Although unlikely to impact the London housing market, the move will play well in the new “blue wall” area across the North of England and among Tory backbenchers who will welcome a return to Thatcherite economics in the Treasury.

A Green Revolution

If the prospect of a Green Industrial Revolution fills you with a sense of déjà vu, then you may remember the brainchild of Rebecca Long-Bailey which formed the majority of the Labour Party’s 2019 Election Manifesto.

Now, it is expected that the Chancellor will unveil a £3bn green package to create jobs, update buildings and assist the UK in meeting it’s 2050 net zero target. As part of the package, a Green Homes Scheme could see households receive £5,000 to spend on insulation and low-energy lighting, whilst a retrofit scheme could see £1bn spend on upgrading public buildings including schools, prisons, and hospitals.

High Street Vouchers

A widely covered report by the Resolution Foundation urged the Chancellor earlier this week to introduce a cash injection to help save the UK’s suffering high streets.

As part of a £30bn package, the think tank called on the Treasury to issue £500 vouchers to every UK adult in a bid to get consumers back spending with the sectors most afflicted by the coronavirus,

It has been reported that the Chancellor is considering the measure and we will wait and see whether he decides to take the plunge, or hang on until the Autumn to introduce more sweeping measures to save the high street, such as temporary VAT cuts.

Training and Careers Support

From “Take Back Control” to “Get Brexit Done”, the VoteLeave faction of Downing Street has been known to stick to the rule of three.
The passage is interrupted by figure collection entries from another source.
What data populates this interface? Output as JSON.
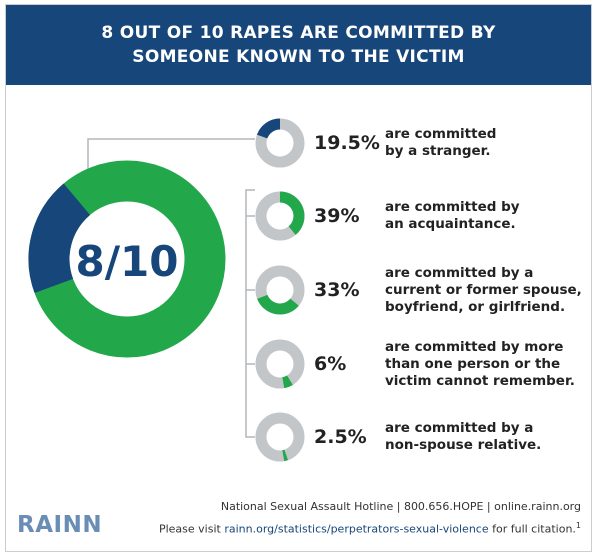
{
  "header": {
    "title": "8 OUT OF 10 RAPES ARE COMMITTED BY SOMEONE KNOWN TO THE VICTIM"
  },
  "main_donut": {
    "label": "8/10",
    "known_fraction": 0.805,
    "stranger_fraction": 0.195
  },
  "colors": {
    "navy": "#17467a",
    "green": "#22a84b",
    "gray": "#c3c6c9",
    "connector": "#b3b7bb"
  },
  "chart_data": {
    "type": "pie",
    "categories": [
      "are committed by a stranger.",
      "are committed by an acquaintance.",
      "are committed by a current or former spouse, boyfriend, or girlfriend.",
      "are committed by more than one person or the victim cannot remember.",
      "are committed by a non-spouse relative."
    ],
    "values": [
      19.5,
      39,
      33,
      6,
      2.5
    ],
    "labels": [
      "19.5%",
      "39%",
      "33%",
      "6%",
      "2.5%"
    ],
    "title": "8 OUT OF 10 RAPES ARE COMMITTED BY SOMEONE KNOWN TO THE VICTIM"
  },
  "items": [
    {
      "pct": "19.5%",
      "value": 19.5,
      "color": "navy",
      "lines": [
        "are committed",
        "by a stranger."
      ]
    },
    {
      "pct": "39%",
      "value": 39,
      "color": "green",
      "lines": [
        "are committed by",
        "an acquaintance."
      ]
    },
    {
      "pct": "33%",
      "value": 33,
      "color": "green",
      "lines": [
        "are committed by a",
        "current or former spouse,",
        "boyfriend, or girlfriend."
      ]
    },
    {
      "pct": "6%",
      "value": 6,
      "color": "green",
      "lines": [
        "are committed by more",
        "than one person or the",
        "victim cannot remember."
      ]
    },
    {
      "pct": "2.5%",
      "value": 2.5,
      "color": "green",
      "lines": [
        "are committed by a",
        "non-spouse relative."
      ]
    }
  ],
  "footer": {
    "hotline": "National Sexual Assault Hotline | 800.656.HOPE | online.rainn.org",
    "visit_prefix": "Please visit ",
    "visit_link": "rainn.org/statistics/perpetrators-sexual-violence",
    "visit_suffix": " for full citation.",
    "citation_number": "1",
    "logo_text": "RAINN"
  }
}
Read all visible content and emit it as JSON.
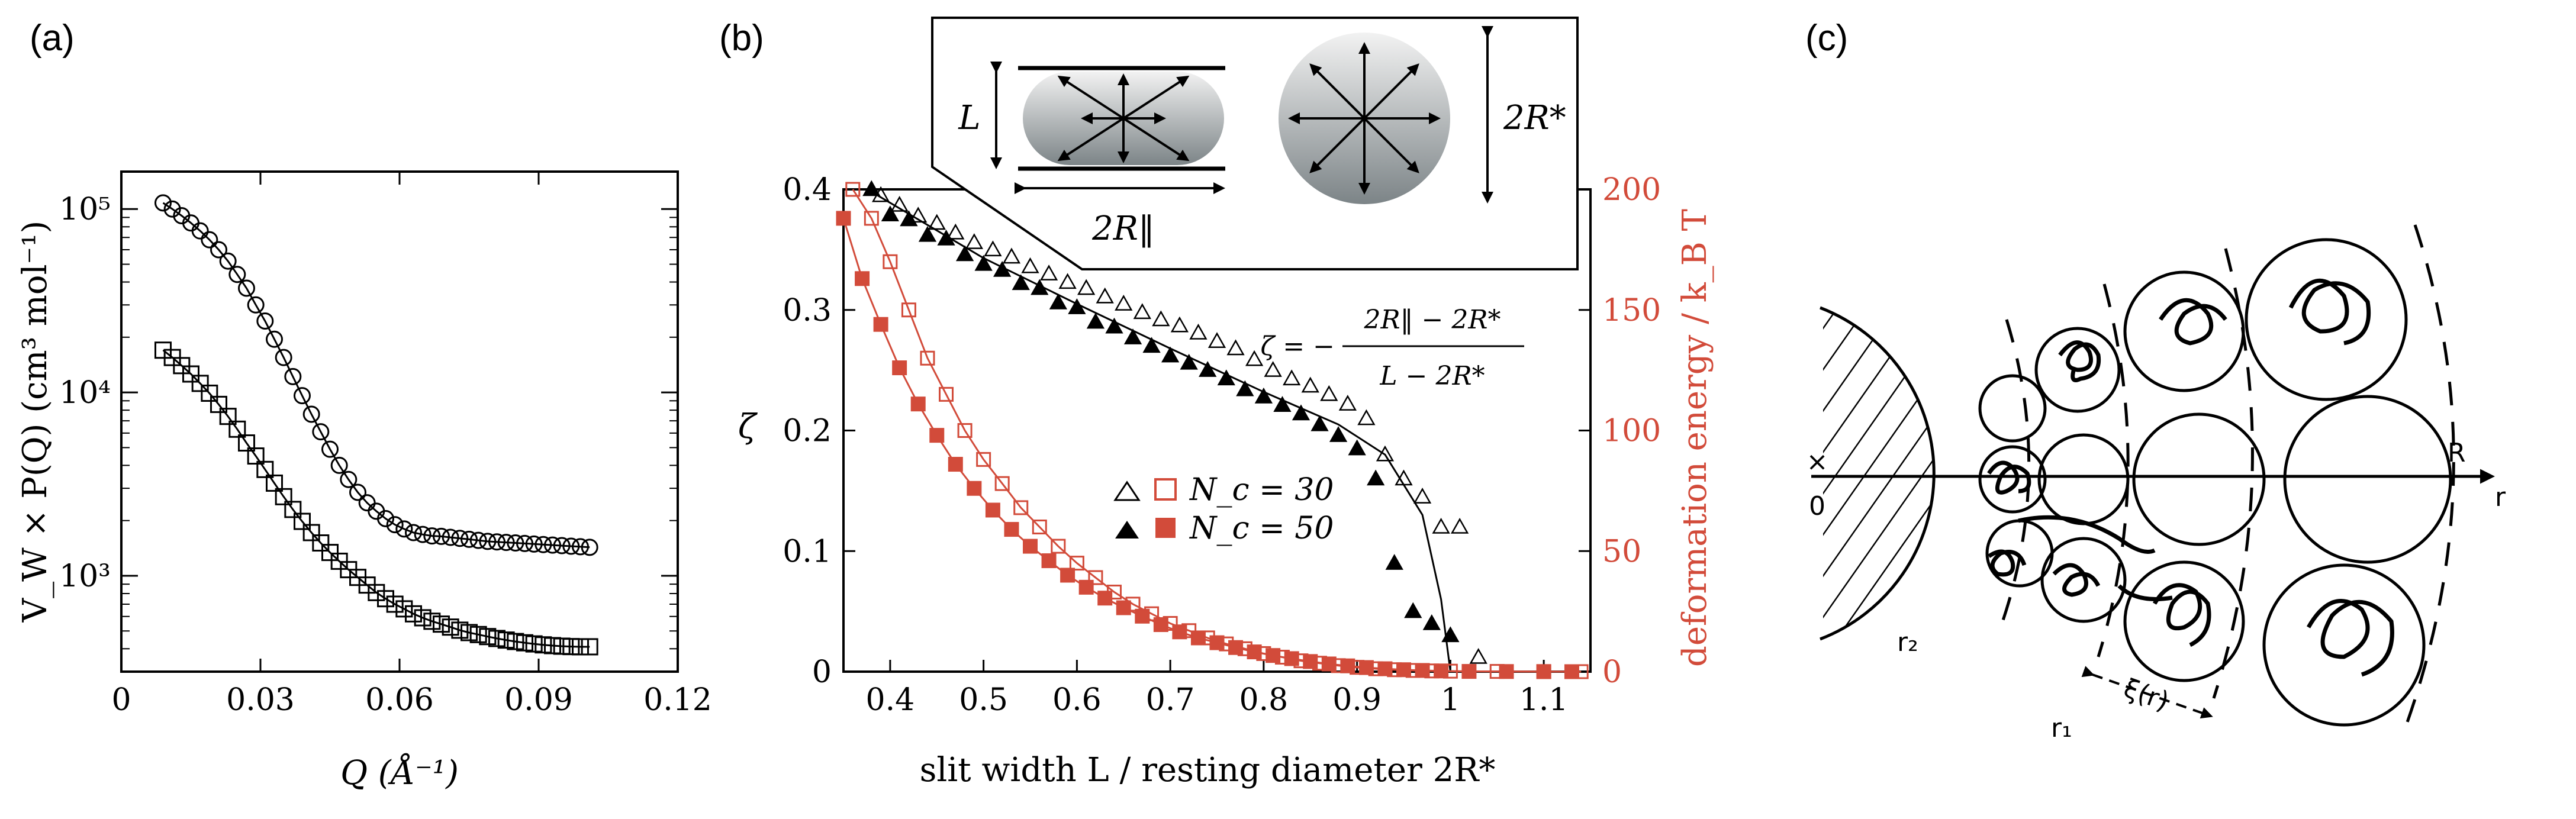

Of late, the slogan “Jobs, Jobs, Jobs” has taken hold and it is expected that today’s announcement will focus on just that.

Despite the unprecedented financial measures, the Government has introduced over the last few months, many people have faced redundancy and unemployment. One of the ways in which Mr Sunak may seek to tackle this crisis is through investing £111 million in apprenticeships and traineeships.

Firms are set to receive £1,000 for each new work experience place they offer to alleviate concern that a generation of students may struggle to find careers post-education.

Whatever the package of measures the Chancellor unveils today, it is unlikely to define his tenure in the Treasury. Like George Osborne, the test for Sunak will be how he handles the aftermath and the intricate balance between cutting public services and raising taxes.